Mr Begnell’s headaches are assessed as a component of his cervical spine condition. There is no evidence that he had a specific injury to an occipital nerve which results in a separate and additional impaiment assessment.
There were no pre-existing or subsequent causes.

Scarring
With reference to page 280 of AMA 4, Table 2 and also the Table for the Evaluation

                  Of Minor Skin Impairments (TEMSKI), this is assessed at 0% whole person impairment.
        Summary

Body Part or system AMA Guides /
Guidelines References
Permanent Current % WPI % WPI from pre-existing OR subsequent causes % WPI due to motor accident
Cervical spine AMA 4, Table 73 p.110 DRE II Yes 5% 0% 5%
Scarring – cervical spine p.280, AMA 4, Table 2, TEMSKI Scale Yes 0% 0% 0%

FINDINGS

  1. The review is a new assessment of all matters with which the medical assessment is concerned.

  2. The Panel, comprised of two specialist medical practitioners, is not required to choose between competing medical opinions and is required to form its own opinion: Insurance Australia Group Ltd v Keen[21] and Insurance Australia Ltd v Marsh.[22]

    [21] [2021] NSWCA 287 at [40], [41] and [45].

    [22] [2022] NSWCA 31 at [11], [21], and [64].

  3. The Panel adopts the conference report of Medical Assessors Cameron and Dixon in its reasons and adds the following further reasons.

Causation

  1. The Panel is satisfied on the basis of the circumstances of the accident in the history provided by the claimant to Medical Assessors Cameron and Dixon during their re-examination of him and the clinical and treating records that the accident caused an injury to his cervical spine.

  2. It is the Panel’s diagnosis that the claimant has whiplash associated disorder caused by the accident.

  3. The clinical evidence, including the radiological investigations, does not indicate that the accident caused the claimant to sustain any objective neural deficit or cervical radiculopathy. It is therefore the opinion of the Panel that the claimant’s radicular symptoms after the accident were caused by his underlying age-related multilevel cervical spondylosis (cervical spine degenerative disease) and this is the cause of the disc abnormalities demonstrated by the radiological investigations which have been referred to above.

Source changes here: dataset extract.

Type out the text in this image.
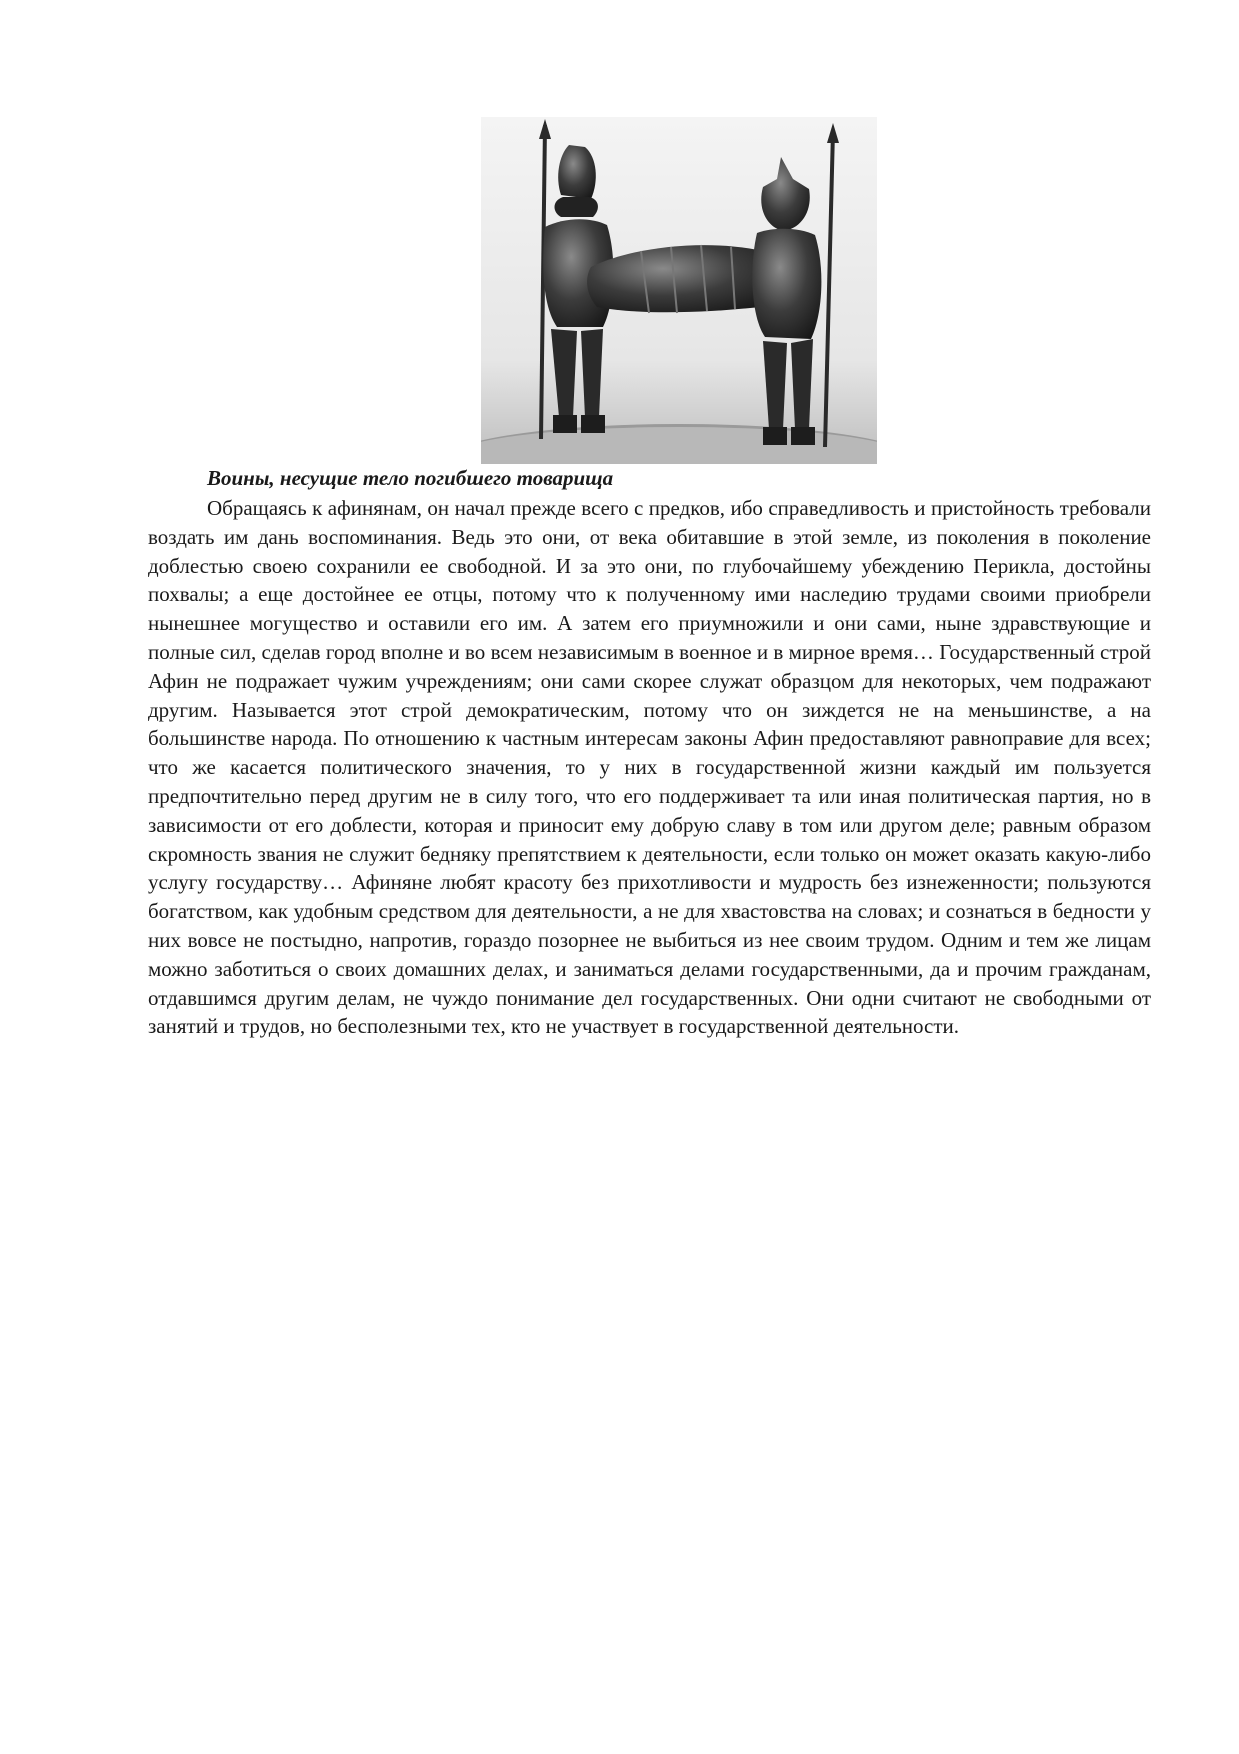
Воины, несущие тело погибшего товарища

Обращаясь к афинянам, он начал прежде всего с предков, ибо справедливость и пристойность требовали воздать им дань воспоминания. Ведь это они, от века обитавшие в этой земле, из поколения в поколение доблестью своею сохранили ее свободной. И за это они, по глубочайшему убеждению Перикла, достойны похвалы; а еще достойнее ее отцы, потому что к полученному ими наследию трудами своими приобрели нынешнее могущество и оставили его им. А затем его приумножили и они сами, ныне здравствующие и полные сил, сделав город вполне и во всем независимым в военное и в мирное время… Государственный строй Афин не подражает чужим учреждениям; они сами скорее служат образцом для некоторых, чем подражают другим. Называется этот строй демократическим, потому что он зиждется не на меньшинстве, а на большинстве народа. По отношению к частным интересам законы Афин предоставляют равноправие для всех; что же касается политического значения, то у них в государственной жизни каждый им пользуется предпочтительно перед другим не в силу того, что его поддерживает та или иная политическая партия, но в зависимости от его доблести, которая и приносит ему добрую славу в том или другом деле; равным образом скромность звания не служит бедняку препятствием к деятельности, если только он может оказать какую-либо услугу государству… Афиняне любят красоту без прихотливости и мудрость без изнеженности; пользуются богатством, как удобным средством для деятельности, а не для хвастовства на словах; и сознаться в бедности у них вовсе не постыдно, напротив, гораздо позорнее не выбиться из нее своим трудом. Одним и тем же лицам можно заботиться о своих домашних делах, и заниматься делами государственными, да и прочим гражданам, отдавшимся другим делам, не чуждо понимание дел государственных. Они одни считают не свободными от занятий и трудов, но бесполезными тех, кто не участвует в государственной деятельности.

  4. The claimant had two cervical fusions at the recommendation of his treating surgeon,
    Dr Hsu, after there was a lack of response to conservative treatment of his symptoms. Accepted indications for cervical fusion are persisting radiculopathy, or myelopathy, or instability of the cervical spine. None of these indications were clinically present after the accident, and in particular, there was no clinical evidence of cervical radiculopathy to justify the cervical fusion procedures. In the clinical judgment and experience of the medical members of the Panel, the lack of response to conservative treatment is not an indication for surgery, and that approach is taken in the treatment of many patients with chronic pain and disability. In the opinion of the Panel these two surgical procedures do not relate to the whiplash associated disorder caused by the accident.

Impairment assessment

  1. Mr Begnell had non verifiable radicular complaints prior to undergoing the two cervical fusions. However, the clinical evidence, including the radiological investigations, does not indicate any objective neurological deficit or any fracture or dislocation of the cervical spine and therefore Cervicothoracic DRE II (5% WPI) is the appropriate permanent impairment evaluation.

  2. The photographs at AD5 show a posterior neck scar consistent with the posterior cervical fusion and a small anterior neck scar also consistent with the surgery. In the opinion of the Panel, the two surgical procedures do not relate to the whiplash disorder caused by the accident and consequently the scarring from the surgery does not give rise to a permanent impairment.

CONCLUSION

  1. The Certificate of Medical Assessor Meakin dated 15 June 2021 is revoked. A replacement Certificate is attached at the commencement of these Reasons.